With all the companies springing up (and some that have been around since ’98) to provide Conversion Rate Optimization services, I think it’s time to talk about what makes a good optimization recommendation. After all, if you’re going to spend hard-earned budget on CRO, shouldn’t you have some expectation of what you’ll be getting? And, shouldn’t you know how to avoid getting ripped off?
These are some of our thoughts on what makes for a good online marketing optimization recommendation. But before I even start, note my use of the word “recommendation,” because it’s crucial. The best way to optimize is to undertake a program of continuous improvement, and you can’t do that by completing an ‘optimization project.’ A project has a beginning, an end, and a finite duration. A recommendation is relatively small, track-able, accountable, and can be tackled one-by-one in an ongoing manner (unlike a project). Optimization isn’t a site redesign, in other words. It’s better to get 1 recommendation per week than 300 recommendations in a project document!

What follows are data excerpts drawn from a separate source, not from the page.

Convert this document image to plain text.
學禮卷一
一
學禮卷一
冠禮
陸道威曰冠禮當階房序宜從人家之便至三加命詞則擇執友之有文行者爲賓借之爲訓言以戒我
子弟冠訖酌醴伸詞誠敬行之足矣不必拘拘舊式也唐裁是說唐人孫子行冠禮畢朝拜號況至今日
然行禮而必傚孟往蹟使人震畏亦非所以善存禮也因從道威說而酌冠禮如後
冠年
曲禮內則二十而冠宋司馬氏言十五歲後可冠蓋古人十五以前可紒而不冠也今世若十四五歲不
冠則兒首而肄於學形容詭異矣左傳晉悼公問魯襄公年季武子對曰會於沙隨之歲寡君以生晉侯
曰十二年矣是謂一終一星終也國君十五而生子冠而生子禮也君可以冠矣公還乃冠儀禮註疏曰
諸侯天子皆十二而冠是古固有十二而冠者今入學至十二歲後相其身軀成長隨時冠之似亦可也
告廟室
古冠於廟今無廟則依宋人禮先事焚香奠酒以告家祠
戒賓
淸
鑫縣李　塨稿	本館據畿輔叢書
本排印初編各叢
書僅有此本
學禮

#1 – Good CRO recommendations are data driven: This should go without saying, but without analytics data to back up assertions, I’d question the validity of any recommendation. And without a foundation of data, how would you possibly measure the success (ROI) of the implementation? For example, I might not like how you’ve designed your call to action on a particular landing page, but that’s useless. I can, however, use baseline data to demonstrate how your call to action has room for improvement, and measure the impacts of any changes you make.
#2 – Good CRO recommendations aren’t “canned”: The world is full of best practices and common web design patterns, but there are plenty of exceptions. For years, online retailers copied whatever Amazon.com did in terms of design, but didn’t see any improvement. Each case was proof that “best practices” don’t work for everyone. Good recommendations are specific to the intended site, and don’t make any dangerous assumptions.
#3 – Good CRO recommendations isolate the ‘problem’ from the ‘solution’: Make sure any recommendations you get document a specific problem (a challenge that your visitor is encountering) before they suggest a solution. For example, I might tell you to test a few versions of a landing page headline. That covers the potential solution, but doesn’t adequately educate you on the problem. If I put that recommendation into context by telling you that the current headline likely doesn’t resonate with the buying stage of the prospect who’s landing on your page, your chances of implementing that recommendation and seeing a positive impact will be much higher.
#4 – Good CRO recommendations encourage testing, but don’t require it: A good CRO recommendation should encourage or allow formal testing (i.e. split or multivariate) but shouldn’t require it. Some tests just aren’t technically feasible, realistic, or efficient. Who wants to wait 3 months to get results? Not very many of our clients, I assure you. And, different company cultures are more ready for formal testing than others.
#5 – Good CRO recommendations estimate Return on Investment (ROI): Knowing an estimated ROI is the way to make prioritization of CRO easy. You do the “low-hanging fruit” work first, then work from there. We think about ROI in terms of the balancing act between the level of effort required to implement a change and the impact that change will likely have on conversion rate. To target your highest ROI items first, you start with the highest impact items that require the least amount of effort, and work your way toward the recommendations where the potential impact only slightly exceeds the level of effort.
#6 – Good CRO recommendations are tied to goals and KPIs: It gets repetitive sometimes, but it’s still useful to re-state the goal every time we make a recommendation. It ensures that we never get distracted from what our clients pay us for. If you’re paying someone for CRO, and your goal is to get more paid membership sign-ups, and the recommendation drives more “free” memberships, is that really a good use of your budget?
#7 – Good CRO recommendations are explicit, yet flexible: Despite the temptation to “solve” our clients’ online problems, we have to let the site owner solve their own problem, in their own style. I could tell you that the only way to overcome a challenge is to create an interactive flash application, but that would immediately limit everyone’s imaginations and problem-solving skills. Instead, I tell you the challenge, give you specific options, and guide you in your implementation as needed. You can follow our recommendations to the letter, or you can interpret and tweak as needed. Who knows: maybe the solution is actually just some really good copywriting And we’re not afraid to learn some things from our clients along the way.
#8 – Good CRO recommendations reference examples and tools: Just like any academic pursuit, or any job search, it’s good to have references. A good CRO recommendation should provide reference materials such as screenshots of sites who have overcome similar challenges, free/paid tools to aid the effort, and rough mockups or visual aids. Any reference material that helps the implementer do a better job makes the recommendation better, and increases the chances of success.
What do you think of my list? Did I forget anything? Have any of you worked with vendors that didn’t cover all of these points in their work?